Vincent, François, Paul et les autres... par Charles Dubois

Il y a tout un résumé de la beauté non exploitée de ce film dans le regard ému de Yves Montand, regard vague, oscillant entre mélancolie et bonheur d'un souvenir passé, entre force virile simulée et fragilité de l'homme amoureux et intérieurement blessé, ce Vincent accompagné par François, Paul et les autres... Il y a tout le vrai drame vers lequel tente parfois d'aller le film avant de décider de revenir à son récit pluriel d'hommes d'une époque très marquée (où l'on boit, où l'on fume, où l'on discute entre hommes, où l'on aime autant qu'on violente sa femme, où l'on est un homme et un entrepreneur fier.).
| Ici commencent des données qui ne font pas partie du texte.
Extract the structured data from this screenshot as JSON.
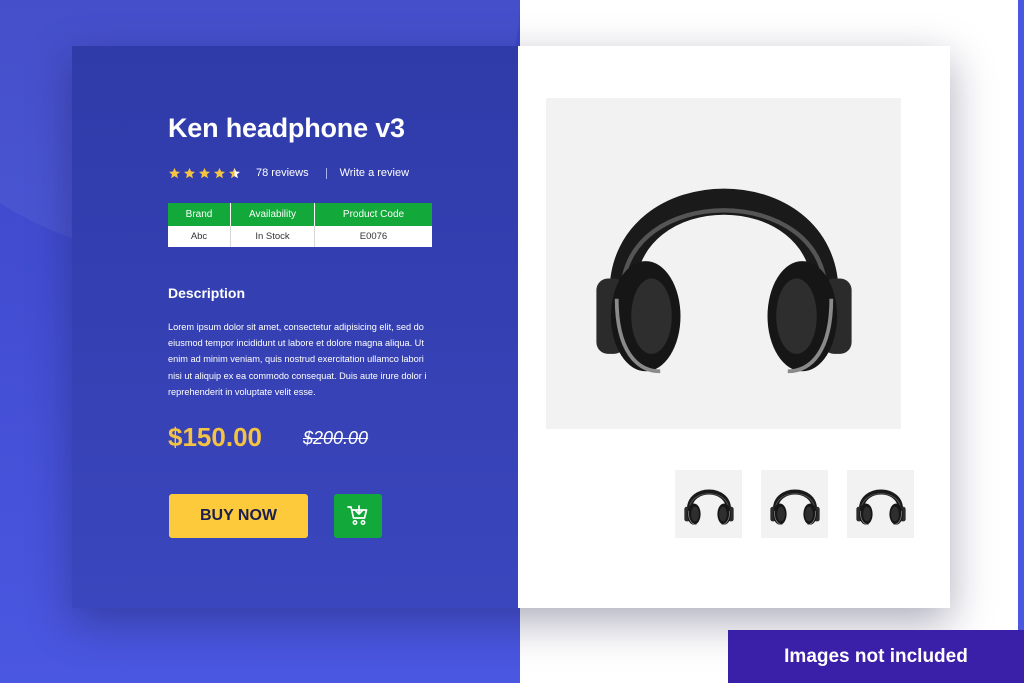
{
  "product": {
    "title": "Ken headphone v3",
    "rating": 4.5,
    "rating_max": 5,
    "reviews_label": "78 reviews",
    "write_review_label": "Write a review",
    "specs": {
      "headers": [
        "Brand",
        "Availability",
        "Product Code"
      ],
      "values": [
        "Abc",
        "In Stock",
        "E0076"
      ]
    },
    "description_title": "Description",
    "description": "Lorem ipsum dolor sit amet, consectetur adipisicing elit, sed do eiusmod tempor incididunt ut labore et dolore magna aliqua. Ut enim ad minim veniam, quis nostrud exercitation ullamco labori nisi ut aliquip ex ea commodo consequat. Duis aute irure dolor i reprehenderit in voluptate velit esse.",
    "price": "$150.00",
    "old_price": "$200.00",
    "buy_label": "BUY NOW"
  },
  "gallery": {
    "main_image_icon": "headphones-icon",
    "thumbnails": [
      "headphones-icon",
      "headphones-icon",
      "headphones-icon"
    ]
  },
  "notice": "Images not included",
  "colors": {
    "primary_blue": "#3a46bd",
    "accent_green": "#12a83a",
    "accent_yellow": "#fcca3a",
    "price_yellow": "#f5c342",
    "notice_purple": "#3a1fa8"
  }
}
Alors ce Vincent, François, Paul et les autres... prend l'allure d'un film de potes tout autant que celui d'un drame sur l'amour raté, un film où la vie rattrape toujours tout (où un fou rire suit l'incendie d'une cabane, où une accolade et l'arrivée bruyante d'amis précipite la réconciliation de deux amis furtivement brouillés), grâce à l'évident talent de ses comédiens (un sacré casting tout de même, bien qu'une fois de plus, le génial Serge Reggiani soit trop mis au second plan).
Tout l'art de Jean-Loup Dabadie est là, là où les grands récits rencontrent les petits instants fugaces mais si beaux, où une engueulade politique éclate autour d'un gigot, où les familles sont parfois plus celles qu'on se crée que celles imposées, son art de l'écriture tour à tour vraie et légère, et l'instant d'après grave et lourde de sens, notamment dans ses phrases que l'on ne finit jamais que contrastent celles définitives.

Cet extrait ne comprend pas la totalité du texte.